Wie können sich Betriebe schützen?

Auch Firmen raten wir zu Maßnahmen wie der Zwei-Faktor-Authentifizierung. Zudem sollte immer mit neuesten Software-Versionen gearbeitet werden. Und ganz wichtig: Die Mitarbeiter müssen sensibilisiert werden, nicht auf alles zu klicken.

Was droht im schlimmsten Fall?

Sehr plakativ ist der Angriff auf die Südwestfalen IT, einen kommunalen IT-Dienstleister in Nordrhein-Westfalen. Dort wurden ganz hinten in der Nahrungskette die IT-Netzwerke lahmgelegt. Vorne in der Kette konnte auf den Standesämtern nicht mehr geheiratet werden, in den Zulassungsbehörden wurden wäschekörbeweise die Anträge für die Kfz-Zulassung durch die Gegend getragen. Jetzt kann man sich vorstellen, dass es durchaus bedrohlichere Szenarien gäbe.

Welche wären das?

Ein Angriff auf die kritische Infrastruktur zum Beispiel – seien es Stromnetze, seien es große Telekommunikationsnetze. In der Ukraine gab es solche Cyberangriffe auf die Infrastruktur bereits als Teil der russischen Kriegsführung. In Deutschland sehen wir bisher vor allem Kriminalität und Propaganda im Netz. Von einem großen Angriff sind wir bisher zum Glück verschont geblieben.

Eigentlich ist das doch fast verwunderlich.
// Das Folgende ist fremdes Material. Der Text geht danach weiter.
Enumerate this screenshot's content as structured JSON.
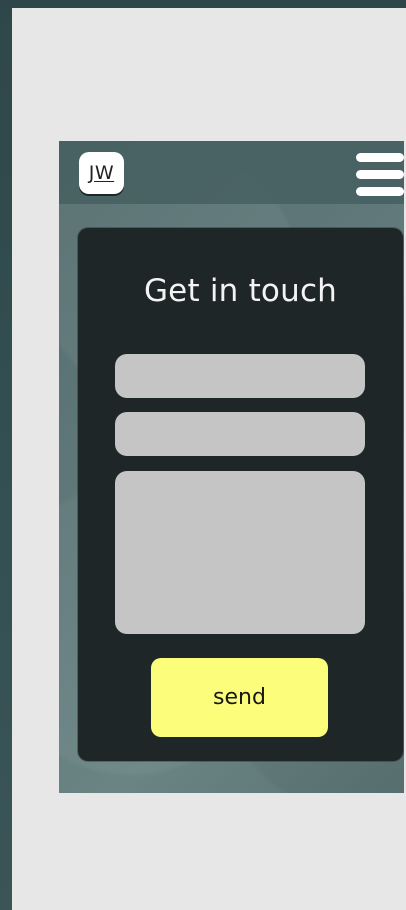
{
  "header": {
    "logo_text": "JW",
    "menu_icon": "hamburger-menu-icon"
  },
  "contact_form": {
    "title": "Get in touch",
    "fields": {
      "name_value": "",
      "name_placeholder": "",
      "email_value": "",
      "email_placeholder": "",
      "message_value": "",
      "message_placeholder": ""
    },
    "send_label": "send"
  },
  "colors": {
    "outer_background": "#2f4a4c",
    "canvas_background": "#e7e7e7",
    "phone_background": "#5f7779",
    "card_background": "#1f2627",
    "input_background": "#c5c5c5",
    "button_background": "#fcfd7a"
  }
}
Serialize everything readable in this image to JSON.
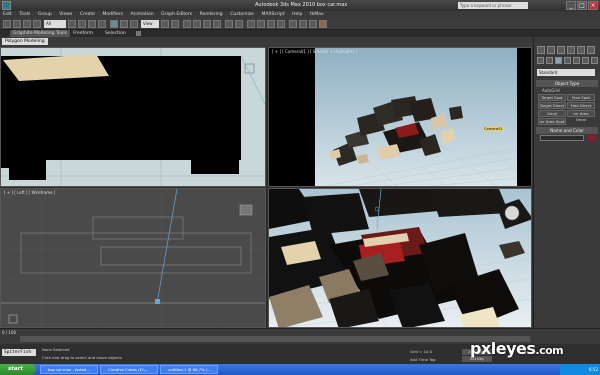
{
  "window": {
    "title": "Autodesk 3ds Max 2010     box car.max",
    "search_placeholder": "Type a keyword or phrase",
    "controls": [
      "_",
      "□",
      "×"
    ]
  },
  "menu": [
    "Edit",
    "Tools",
    "Group",
    "Views",
    "Create",
    "Modifiers",
    "Animation",
    "Graph Editors",
    "Rendering",
    "Customize",
    "MAXScript",
    "Help",
    "tkMax"
  ],
  "toolbar": {
    "selection_filter": "All",
    "view_dropdown": "View"
  },
  "ribbon": {
    "tabs": [
      "Graphite Modeling Tools",
      "Freeform",
      "Selection"
    ],
    "active_tab": "Graphite Modeling Tools",
    "sub_tab": "Polygon Modeling"
  },
  "viewports": {
    "top_label": "",
    "camera_label": "[ + ] [ Camera01 ] [ Smooth + Highlights ]",
    "left_label": "[ + ] [ Left ] [ Wireframe ]",
    "persp_label": "",
    "camera_tag": "Camera01"
  },
  "command_panel": {
    "category_dropdown": "Standard",
    "object_type_header": "Object Type",
    "autogrid_label": "AutoGrid",
    "object_buttons": [
      "Target Spot",
      "Free Spot",
      "Target Direct",
      "Free Direct",
      "Omni",
      "mr Area Omni",
      "mr Area Spot"
    ],
    "name_color_header": "Name and Color",
    "swatch_color": "#8b1a2a"
  },
  "timeline": {
    "frame_counter": "0 / 100"
  },
  "status": {
    "maxscript": "SpiterFish",
    "line1": "None Selected",
    "line2": "Click and drag to select and move objects",
    "coords": "Grid = 10.0",
    "add_time_tag": "Add Time Tag",
    "auto_key": "Auto Key",
    "set_key": "Set Key"
  },
  "taskbar": {
    "start": "start",
    "tasks": [
      "box car.max - Autod...",
      "Creative Cubes (E:\\...",
      "untitled-1 @ 66.7% (..."
    ],
    "tray_time": "6:52"
  },
  "watermark": {
    "text": "pxleyes",
    "suffix": ".com"
  }
}
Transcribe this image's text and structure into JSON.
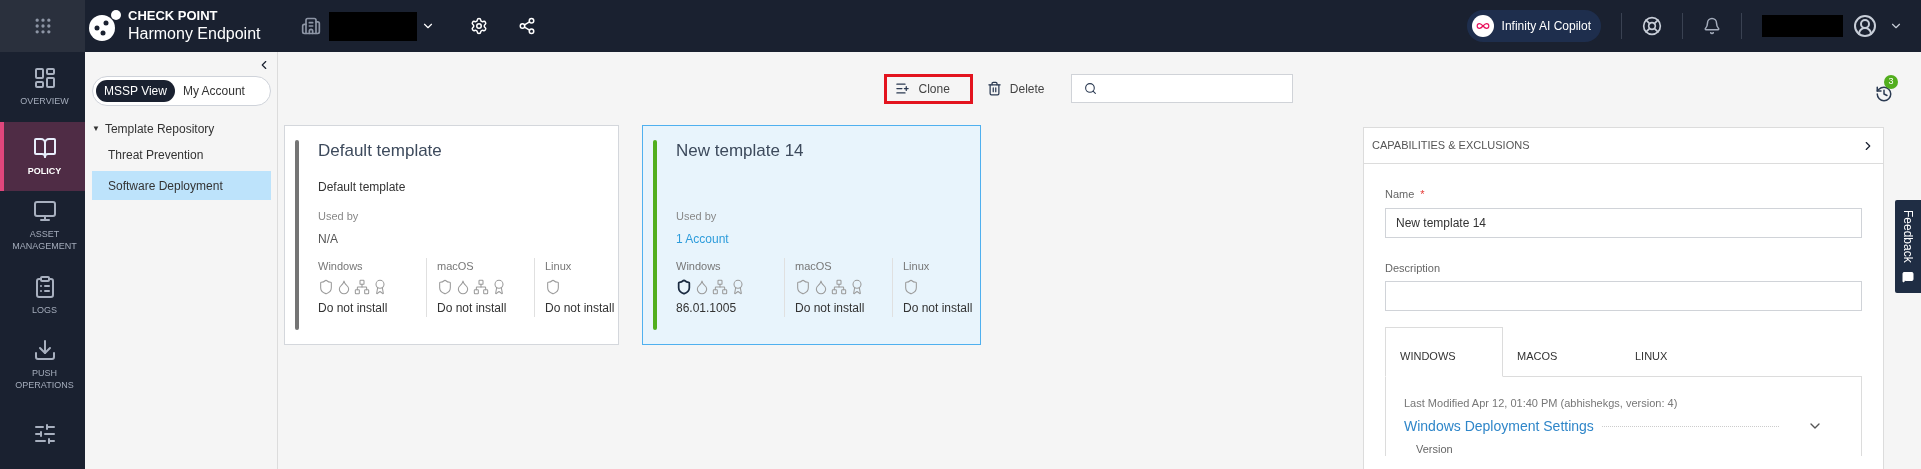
{
  "topbar": {
    "brand": "CHECK POINT",
    "product": "Harmony Endpoint",
    "copilot": "Infinity AI Copilot"
  },
  "nav": [
    {
      "label": "OVERVIEW",
      "kind": "overview",
      "selected": false
    },
    {
      "label": "POLICY",
      "kind": "policy",
      "selected": true
    },
    {
      "label": "ASSET MANAGEMENT",
      "kind": "assets",
      "selected": false
    },
    {
      "label": "LOGS",
      "kind": "logs",
      "selected": false
    },
    {
      "label": "PUSH OPERATIONS",
      "kind": "push",
      "selected": false
    },
    {
      "kind": "sliders",
      "selected": false
    }
  ],
  "tree": {
    "views": [
      {
        "label": "MSSP View",
        "selected": true
      },
      {
        "label": "My Account",
        "selected": false
      }
    ],
    "root": {
      "label": "Template Repository",
      "expanded": true,
      "expanded_glyph": "▼",
      "children": [
        {
          "label": "Threat Prevention",
          "selected": false
        },
        {
          "label": "Software Deployment",
          "selected": true
        }
      ]
    }
  },
  "toolbar": {
    "buttons": [
      {
        "label": "Clone",
        "kind": "clone",
        "highlighted": true
      },
      {
        "label": "Delete",
        "kind": "delete",
        "highlighted": false
      }
    ],
    "history_badge": "3"
  },
  "templates": [
    {
      "title": "Default template",
      "description": "Default template",
      "selected": false,
      "color": "#757575",
      "used_by_label": "Used by",
      "used_by": "N/A",
      "used_by_link": false,
      "os": [
        {
          "name": "Windows",
          "icons": [
            {
              "kind": "shield",
              "active": false
            },
            {
              "kind": "drop",
              "active": false
            },
            {
              "kind": "nodes",
              "active": false
            },
            {
              "kind": "award",
              "active": false
            }
          ],
          "status": "Do not install"
        },
        {
          "name": "macOS",
          "icons": [
            {
              "kind": "shield",
              "active": false
            },
            {
              "kind": "drop",
              "active": false
            },
            {
              "kind": "nodes",
              "active": false
            },
            {
              "kind": "award",
              "active": false
            }
          ],
          "status": "Do not install"
        },
        {
          "name": "Linux",
          "icons": [
            {
              "kind": "shield",
              "active": false
            }
          ],
          "status": "Do not install"
        }
      ]
    },
    {
      "title": "New template 14",
      "selected": true,
      "color": "#52ae1e",
      "used_by_label": "Used by",
      "used_by": "1 Account",
      "used_by_link": true,
      "os": [
        {
          "name": "Windows",
          "icons": [
            {
              "kind": "shield",
              "active": true
            },
            {
              "kind": "drop",
              "active": false
            },
            {
              "kind": "nodes",
              "active": false
            },
            {
              "kind": "award",
              "active": false
            }
          ],
          "status": "86.01.1005"
        },
        {
          "name": "macOS",
          "icons": [
            {
              "kind": "shield",
              "active": false
            },
            {
              "kind": "drop",
              "active": false
            },
            {
              "kind": "nodes",
              "active": false
            },
            {
              "kind": "award",
              "active": false
            }
          ],
          "status": "Do not install"
        },
        {
          "name": "Linux",
          "icons": [
            {
              "kind": "shield",
              "active": false
            }
          ],
          "status": "Do not install"
        }
      ]
    }
  ],
  "details": {
    "title": "CAPABILITIES & EXCLUSIONS",
    "required_mark": "*",
    "fields": [
      {
        "label": "Name",
        "required": true,
        "value": "New template 14"
      },
      {
        "label": "Description",
        "required": false
      }
    ],
    "tabs": [
      {
        "label": "WINDOWS",
        "selected": true
      },
      {
        "label": "MACOS",
        "selected": false
      },
      {
        "label": "LINUX",
        "selected": false
      }
    ],
    "last_modified": "Last Modified Apr 12, 01:40 PM (abhishekgs, version: 4)",
    "section": "Windows Deployment Settings",
    "field_label": "Version"
  },
  "feedback": "Feedback"
}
Deutschland wirkt mit seinem Zuständigkeitswirrwarr zwischen Bund, Ländern und etlichen Behörden in Fragen der IT-Sicherheit oft etwas überfordert.

Klar ist, dass wir uns auf jeden Fall noch deutlich besser aufstellen müssen. Die Diskussion um die Kompetenzen zwischen Bund und Ländern gibt es ja schon lange.

Aber wie sieht die Lösung aus?

Im Krisenfall sind drei Dinge wichtig: Sofort alle Informationen verfügbar haben, schnell ins Handeln kommen und dieses Handeln koordinieren. Wenn durch einen Cyberangriff in München und Hamburg gleichzeitig die Lichter ausgehen, müssen wir sofort gemeinsam handeln können. Das ist aber in wichtigen Aspekten zurzeit nicht möglich: Eine regelmäßige beziehungsweise dauerhafte oder gar institutionalisierte Unterstützung der Länder durch das BSI ist verfassungsrechtlich nicht möglich. Zusammenarbeiten dürfen wir aktuell nur ausnahmsweise und punktuell, und noch dazu erst dann, wenn einer schon am Boden liegt. Das müssen wir ändern, mit dem BSI in der Rolle als Zentralstelle für Cybersicherheit im Bund-Länder-Verhältnis.

Wie gehen Sie mit dem Spagat um, einerseits Sicherheitslücken zu schließen, während Ermittlungsbehörden Lücken gerne für ihre Zwecke nutzen?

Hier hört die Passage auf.